Reproducing the benchmarks
# Requires: blastp, Rscript (with data.table, stringr, Biostrings),
# and gapsmith binary on PATH.
bash tools/bench/run_bench.sh <genomes_dir> <results_dir>
python3 tools/bench/aggregate.py <results_dir>
Feature comparison
| Feature | gapseq (R) | gapsmith |
|---|---|---|
find (pathway detection) | ✅ | ✅ byte-identical output |
find-transport | ✅ | ✅ row-count parity |
draft (model assembly) | ✅ | ✅ 0 libSBML errors |
medium (rule-based inference) | ✅ | ✅ byte-identical output |
fill (4-phase gap-filling) | ✅ | ✅ Steps 1–4 |
adapt (add/remove reactions) | ✅ | ✅ (EC/KEGG resolution deferred) |
pan (pan-draft union) | ✅ | ✅ |
doall (end-to-end pipeline) | ✅ | ✅ |
update-sequences (Zenodo sync) | ✅ | ✅ |
| EC/TC conflict resolution | ✅ | ❌ (affects <1% of reactions) |
| MIRIAM cross-ref annotations | ✅ | ❌ (SBML loads without them) |
| HMM-based taxonomy prediction | ✅ | ❌ (use --taxonomy flag) |
| Precomputed alignment input | ❌ | ✅ --aligner precomputed |
| Batch-cluster alignment | ❌ | ✅ batch-align |
| In-process LP solver | ❌ (external GLPK) | ✅ (HiGHS, bundled) |
| FBA/pFBA subcommand | ❌ | ✅ fba |
| Native CBOR model format | ❌ (RDS) | ✅ (replaces RDS) |
| Single static binary | ❌ | ✅ |
Key differences
Solver
gapseq uses R's cobrar package (or the older sybil) which wraps
GLPK or CPLEX. gapsmith uses HiGHS via
good_lp, statically linked at
build time.

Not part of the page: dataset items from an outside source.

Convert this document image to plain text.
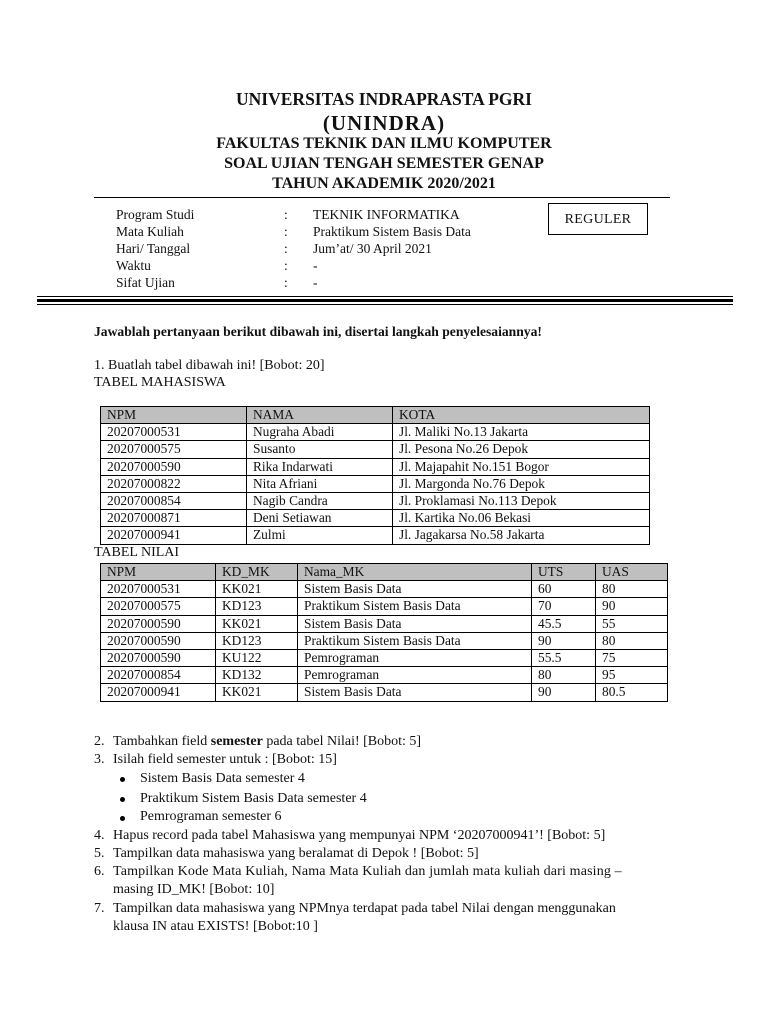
UNIVERSITAS INDRAPRASTA PGRI
(UNINDRA)
FAKULTAS TEKNIK DAN ILMU KOMPUTER
SOAL UJIAN TENGAH SEMESTER GENAP
TAHUN AKADEMIK 2020/2021
Program Studi	: TEKNIK INFORMATIKA
Mata Kuliah	: Praktikum Sistem Basis Data
Hari/ Tanggal	: Jum’at/ 30 April 2021
Waktu	: -
Sifat Ujian	: -
REGULER
Jawablah pertanyaan berikut dibawah ini, disertai langkah penyelesaiannya!
1. Buatlah tabel dibawah ini! [Bobot: 20]
TABEL MAHASISWA
NPM	NAMA	KOTA
20207000531	Nugraha Abadi	Jl. Maliki No.13 Jakarta
20207000575	Susanto	Jl. Pesona No.26 Depok
20207000590	Rika Indarwati	Jl. Majapahit No.151 Bogor
20207000822	Nita Afriani	Jl. Margonda No.76 Depok
20207000854	Nagib Candra	Jl. Proklamasi No.113 Depok
20207000871	Deni Setiawan	Jl. Kartika No.06 Bekasi
20207000941	Zulmi	Jl. Jagakarsa No.58 Jakarta
TABEL NILAI
NPM	KD_MK	Nama_MK	UTS	UAS
20207000531	KK021	Sistem Basis Data	60	80
20207000575	KD123	Praktikum Sistem Basis Data	70	90
20207000590	KK021	Sistem Basis Data	45.5	55
20207000590	KD123	Praktikum Sistem Basis Data	90	80
20207000590	KU122	Pemrograman	55.5	75
20207000854	KD132	Pemrograman	80	95
20207000941	KK021	Sistem Basis Data	90	80.5
2. Tambahkan field semester pada tabel Nilai! [Bobot: 5]
3. Isilah field semester untuk : [Bobot: 15]
Sistem Basis Data semester 4
Praktikum Sistem Basis Data semester 4
Pemrograman semester 6
4. Hapus record pada tabel Mahasiswa yang mempunyai NPM ‘20207000941’! [Bobot: 5]
5. Tampilkan data mahasiswa yang beralamat di Depok ! [Bobot: 5]
6. Tampilkan Kode Mata Kuliah, Nama Mata Kuliah dan jumlah mata kuliah dari masing –
masing ID_MK! [Bobot: 10]
7. Tampilkan data mahasiswa yang NPMnya terdapat pada tabel Nilai dengan menggunakan
klausa IN atau EXISTS! [Bobot:10 ]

No runtime solver dependency.
Model format
gapseq stores models as R .RDS files. gapsmith uses CBOR (.gmod.cbor)
as its native format — compact, fast to load, language-agnostic. Both
tools emit SBML for interchange.
Alignment
Both tools shell out to the same external aligner binaries (blastp,
diamond, mmseqs2). gapsmith additionally supports --aligner precomputed
(skip the aligner, read a user-supplied TSV) and batch-align (cluster
N genomes with mmseqs2, align once, expand per-genome).
Known deferred items
See docs/porting-notes.md for the full list. The main gaps:
- EC/TC conflict resolution — affects <1% of multi-EC-annotated genes.
- MIRIAM cross-refs — SBML emits ModelSEED id only; COBRApy round-trip still works.
- HMM-based taxonomy — CLI requires
--taxonomy Bacteria|Archaeainstead of auto-detecting. adaptEC/KEGG resolution — use direct SEED reaction ids or MetaCyc pathway ids.